Downside: I think there are issues with units lurking here, but if we can figure that out we will really have something huge - and without a magic bullet for units, we still will have an important step forward.

We would probably want to work up a design, and then see how it might impact the various software components in our library. I think that we could modify the netcdf and hdf4/5 handlers to recognize conventions (like CF-1.0) so that they would produce GeoDAP data sets whenever possible. We might even look to the work with Benno and the semantic ontologies as an intermediate mechanism for promoting DAP data using new conventions (CF-2.0 or whatever) into GeoDAP prior to the handlers getting updated.

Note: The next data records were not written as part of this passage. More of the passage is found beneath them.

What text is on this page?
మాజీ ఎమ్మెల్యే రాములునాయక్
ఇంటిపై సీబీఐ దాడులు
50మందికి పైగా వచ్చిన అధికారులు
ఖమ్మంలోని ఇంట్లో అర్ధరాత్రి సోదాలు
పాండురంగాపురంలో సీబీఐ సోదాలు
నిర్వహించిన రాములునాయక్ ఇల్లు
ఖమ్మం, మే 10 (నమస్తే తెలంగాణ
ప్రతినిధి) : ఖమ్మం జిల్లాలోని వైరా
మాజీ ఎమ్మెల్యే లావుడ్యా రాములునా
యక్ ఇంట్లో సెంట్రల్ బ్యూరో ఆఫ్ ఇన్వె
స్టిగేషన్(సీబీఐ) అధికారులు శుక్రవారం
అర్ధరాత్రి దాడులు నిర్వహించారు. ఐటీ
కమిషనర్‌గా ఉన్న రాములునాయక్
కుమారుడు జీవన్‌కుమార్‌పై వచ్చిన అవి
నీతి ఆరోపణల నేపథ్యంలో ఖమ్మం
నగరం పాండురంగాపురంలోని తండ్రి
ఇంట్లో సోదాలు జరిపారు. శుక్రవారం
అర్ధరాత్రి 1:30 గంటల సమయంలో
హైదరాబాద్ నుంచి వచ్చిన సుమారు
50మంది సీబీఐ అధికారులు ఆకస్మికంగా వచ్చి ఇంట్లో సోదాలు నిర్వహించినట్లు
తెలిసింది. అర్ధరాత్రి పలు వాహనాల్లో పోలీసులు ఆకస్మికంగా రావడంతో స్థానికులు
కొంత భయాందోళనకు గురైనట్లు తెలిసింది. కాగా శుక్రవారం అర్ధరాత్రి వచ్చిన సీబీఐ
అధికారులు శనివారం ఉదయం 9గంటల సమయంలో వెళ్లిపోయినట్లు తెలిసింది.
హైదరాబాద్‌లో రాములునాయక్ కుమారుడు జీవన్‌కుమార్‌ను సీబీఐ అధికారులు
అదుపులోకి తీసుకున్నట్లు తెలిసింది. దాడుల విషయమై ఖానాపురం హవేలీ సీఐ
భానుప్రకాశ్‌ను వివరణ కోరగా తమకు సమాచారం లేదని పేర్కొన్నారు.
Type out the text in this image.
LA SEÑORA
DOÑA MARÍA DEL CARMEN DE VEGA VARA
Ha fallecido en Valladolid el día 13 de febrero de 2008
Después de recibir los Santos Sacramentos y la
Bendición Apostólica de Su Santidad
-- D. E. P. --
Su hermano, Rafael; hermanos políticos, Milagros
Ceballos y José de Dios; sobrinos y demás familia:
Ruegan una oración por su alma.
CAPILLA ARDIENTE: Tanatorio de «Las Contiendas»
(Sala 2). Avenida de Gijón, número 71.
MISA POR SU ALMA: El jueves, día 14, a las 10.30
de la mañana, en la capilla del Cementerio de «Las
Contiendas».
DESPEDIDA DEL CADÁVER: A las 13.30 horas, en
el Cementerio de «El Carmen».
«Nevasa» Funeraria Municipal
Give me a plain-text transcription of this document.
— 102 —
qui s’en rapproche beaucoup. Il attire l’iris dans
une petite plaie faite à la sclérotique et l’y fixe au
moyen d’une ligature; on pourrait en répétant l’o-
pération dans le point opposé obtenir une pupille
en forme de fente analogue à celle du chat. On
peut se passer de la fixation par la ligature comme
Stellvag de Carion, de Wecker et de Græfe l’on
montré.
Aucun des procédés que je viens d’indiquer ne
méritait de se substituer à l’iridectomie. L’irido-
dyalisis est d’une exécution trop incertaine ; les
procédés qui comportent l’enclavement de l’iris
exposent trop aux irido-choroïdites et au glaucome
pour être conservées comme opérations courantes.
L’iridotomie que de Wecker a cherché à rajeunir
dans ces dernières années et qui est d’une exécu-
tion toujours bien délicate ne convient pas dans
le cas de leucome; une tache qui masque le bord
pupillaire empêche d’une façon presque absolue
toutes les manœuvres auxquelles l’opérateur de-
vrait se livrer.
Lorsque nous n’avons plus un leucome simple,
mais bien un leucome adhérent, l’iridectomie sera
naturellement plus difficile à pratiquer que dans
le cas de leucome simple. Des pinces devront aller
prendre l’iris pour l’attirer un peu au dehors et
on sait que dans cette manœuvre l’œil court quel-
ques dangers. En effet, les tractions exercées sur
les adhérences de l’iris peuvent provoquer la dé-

This could make server side functions like geogrid() very straight forward. We might also wish to look at the CE syntax and see if these types might also allow for extensions to the CE to support geo-related activities. I think WCS work would be greatly simplified, and we might be able to add more complex server features such as CRS transformations in the future. The new types could add new operations - since that's what new types generally do. The advantage of new operations for new types is that we get away from the problem of sorting out which functions are present. Now we have a type system to use that determines which operations are present.

Types

Simple

Simple Types: GeoByte, GeoInt16, GeoInt32, GeoInt64, GeoFloat32, GeoFloat64, GeoString, GeoURL

API Methods

All of the simple (aka atomic) DAP types would get the following new methods in the API:

double GetTime()
Returns the time coordinate associated with the value.
double GetLatitude()
Returns the latitude coordinate associated with the value.
double GetLogitude()
Returns the longitude coordinate associated with the value.
double GetElevation()
Returns the elevation associated with the value. How this is correctly adapted for oceanographic measurements of depth needs to be worked out. Possibilities include
  • Simple state that negative elevations are always "below sea-level".
  • Add another method to the API that indicates the "direction" of elevation. Maybe something like boolean elevationIsUp()
  • Defined it in the CRS
We should be careful to make sure that this is clearly defined in a single simple manner.
String getCRS()
Returns the Coordinate Reference system associated with the latitude, longitude, and elevation values. We should probably specify that this return a standard CRS name via a known convention/vocabulary, such as the OGC CRS URN (Geographic information ! Spatial referencing by coordinates [OGC 05-103]) like: urn:ogc:def:crs:EPSG::4326

Persistent Representation

Complex

GeoStruct
GeoSequence
GeoGrid


Arrays

How should we handle arrays? It seems there are (at least) the following cases:

Arrays of values at a single location (time series)

Arrays of values where each value has it's own location (like a ship track)

Questions

GeoArray

Is it important to have all the GeoTypes be defined so that they can 'decay' to DAP4 types? That is, be represented w/o information loss using the existing DAP4 types and some attributes. This implies that we cannot have a 'GeoArray' type because it's the array that has attributes and not the elements, so there would be no place to stick the Geo-Temporal information for each element. OTOH, the GeoInt16, ..., types can decay to DAP4 types.

NB: We could store the G-T information for elements of a GeoArray in a vector of attribute values, but that will likely break the intent of attributes, by making some attributes very large.

Another take on this question is that while GeoArray is a non-starter, we can have GeoTypes that have arrays themselves, like GeoGrid and that GeoGrid can likely decay to a DAP4 Grid with some additional attributes. It probably cannot decay to a DAP2 Grid in the general case, although in common special cases it can (because in general we'd need Grid to represent curvalinear coordinate systems but most data sets online now with DAP don't use those kinds of coordinate systems).

Modifications to the CE syntax

How will we modify the CE syntax to take advantage of these new types? Overload the existing operators or introduce new ones?